The lawsuits ask the judges to make the mortgages “null and void.” Kased argues that the courts have determined that the mortgages should not have been assigned, so the mortgage note holders “in reality own nothing.”

“None of the named defendants have the right or authority to foreclose under (state law) or by contractual right,” he says in the lawsuit.

The plaintiffs allege the banks charged “outrageous” fees for origination, loan discount, appraisal, document preparation, broker processing, lender underwriting and yield to premium, “to name a few,” the lawsuit says. APPRAISAL FRAUD??

The plaintiffs, according to the lawsuit, “were never advised of the split charges and excess interest rate differentials split between the broker and the original lender, they were not informed of various costs that were overinflated as shown on the HUD settlement statements.”

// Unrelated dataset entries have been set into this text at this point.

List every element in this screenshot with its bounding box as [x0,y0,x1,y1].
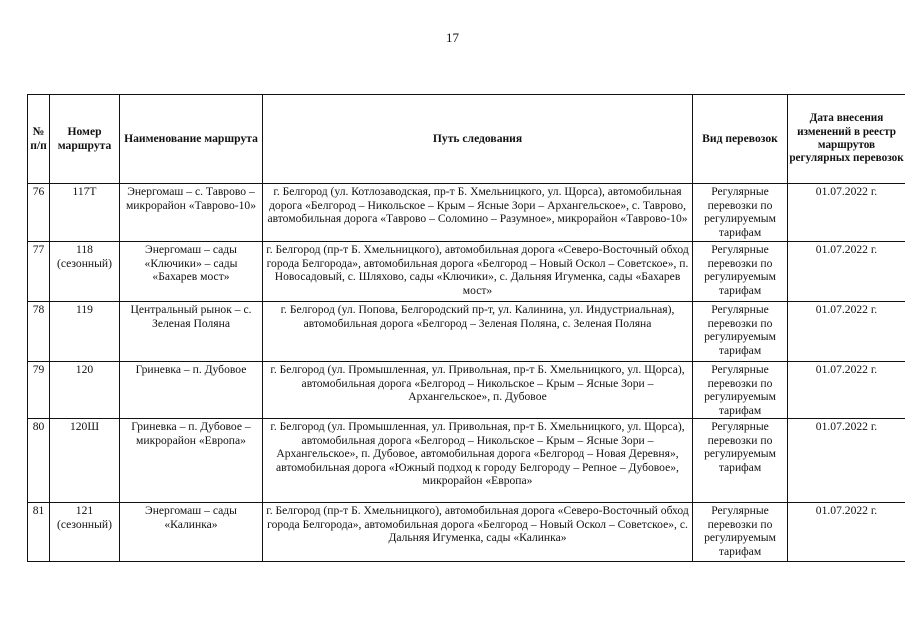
table-row [28,419,905,503]
cell-route-number: 119 [50,302,120,362]
cell-date: 01.07.2022 г. [788,184,905,242]
cell-num: 77 [28,242,50,302]
table-row [28,302,905,362]
table-row [28,362,905,419]
cell-transport-type: Регулярные перевозки по регулируемым тарифам [693,302,788,362]
cell-path: г. Белгород (ул. Промышленная, ул. Привольная, пр-т Б. Хмельницкого, ул. Щорса), автомобильная дорога «Белгород – Никольское – Крым – Ясные Зори – Архангельское», п. Дубовое [263,362,693,419]
cell-date: 01.07.2022 г. [788,419,905,503]
cell-route-name: Энергомаш – сады «Калинка» [120,503,263,562]
routes-table [27,94,905,562]
header-route-name: Наименование маршрута [120,95,263,184]
cell-route-name: Центральный рынок – с. Зеленая Поляна [120,302,263,362]
cell-num: 78 [28,302,50,362]
cell-route-name: Энергомаш – сады «Ключики» – сады «Бахарев мост» [120,242,263,302]
cell-num: 79 [28,362,50,419]
cell-date: 01.07.2022 г. [788,242,905,302]
cell-route-number: 120Ш [50,419,120,503]
cell-transport-type: Регулярные перевозки по регулируемым тарифам [693,419,788,503]
cell-transport-type: Регулярные перевозки по регулируемым тарифам [693,362,788,419]
cell-date: 01.07.2022 г. [788,503,905,562]
cell-route-name: Гриневка – п. Дубовое [120,362,263,419]
cell-route-number: 118 (сезонный) [50,242,120,302]
cell-route-number: 121 (сезонный) [50,503,120,562]
cell-transport-type: Регулярные перевозки по регулируемым тарифам [693,242,788,302]
header-route-number: Номер маршрута [50,95,120,184]
table-header-row [28,95,905,184]
cell-route-name: Гриневка – п. Дубовое – микрорайон «Европа» [120,419,263,503]
cell-route-number: 117Т [50,184,120,242]
cell-path: г. Белгород (ул. Попова, Белгородский пр-т, ул. Калинина, ул. Индустриальная), автомобильная дорога «Белгород – Зеленая Поляна, с. Зеленая Поляна [263,302,693,362]
cell-num: 76 [28,184,50,242]
cell-date: 01.07.2022 г. [788,302,905,362]
cell-path: г. Белгород (ул. Котлозаводская, пр-т Б. Хмельницкого, ул. Щорса), автомобильная дорога «Белгород – Никольское – Крым – Ясные Зори – Архангельское», с. Таврово, автомобильная дорога «Таврово – Соломино – Разумное», микрорайон «Таврово-10» [263,184,693,242]
cell-path: г. Белгород (пр-т Б. Хмельницкого), автомобильная дорога «Северо-Восточный обход города Белгорода», автомобильная дорога «Белгород – Новый Оскол – Советское», с. Дальняя Игуменка, сады «Калинка» [263,503,693,562]
header-transport-type: Вид перевозок [693,95,788,184]
table-row [28,242,905,302]
header-date: Дата внесения изменений в реестр маршрутов регулярных перевозок [788,95,905,184]
cell-route-number: 120 [50,362,120,419]
header-path: Путь следования [263,95,693,184]
cell-route-name: Энергомаш – с. Таврово – микрорайон «Таврово-10» [120,184,263,242]
cell-date: 01.07.2022 г. [788,362,905,419]
table-row [28,184,905,242]
cell-num: 80 [28,419,50,503]
cell-num: 81 [28,503,50,562]
cell-path: г. Белгород (ул. Промышленная, ул. Привольная, пр-т Б. Хмельницкого, ул. Щорса), автомобильная дорога «Белгород – Никольское – Крым – Ясные Зори – Архангельское», п. Дубовое, автомобильная дорога «Белгород – Новая Деревня», автомобильная дорога «Южный подход к городу Белгороду – Репное – Дубовое», микрорайон «Европа» [263,419,693,503]
page-number: 17 [446,30,459,45]
cell-transport-type: Регулярные перевозки по регулируемым тарифам [693,503,788,562]
cell-path: г. Белгород (пр-т Б. Хмельницкого), автомобильная дорога «Северо-Восточный обход города Белгорода», автомобильная дорога «Белгород – Новый Оскол – Советское», п. Новосадовый, с. Шляхово, сады «Ключики», с. Дальняя Игуменка, сады «Бахарев мост» [263,242,693,302]
table-row [28,503,905,562]
header-num: № п/п [28,95,50,184]
cell-transport-type: Регулярные перевозки по регулируемым тарифам [693,184,788,242]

The plaintiffs also weren’t told details of variable rate loans, the lawsuit says.

In years after the mortgage was executed, the defendants failed to respond to the “qualified written request” complaint as required by law to do so, the lawsuit says.

The lawsuit seeks compensatory damages for actual loses and exemplary damages for experiences such as mental anguish and humiliation.

The Macomb case was assigned to Judge John Foster and the Oakland case was assigned to Judge Colleen O’Brien.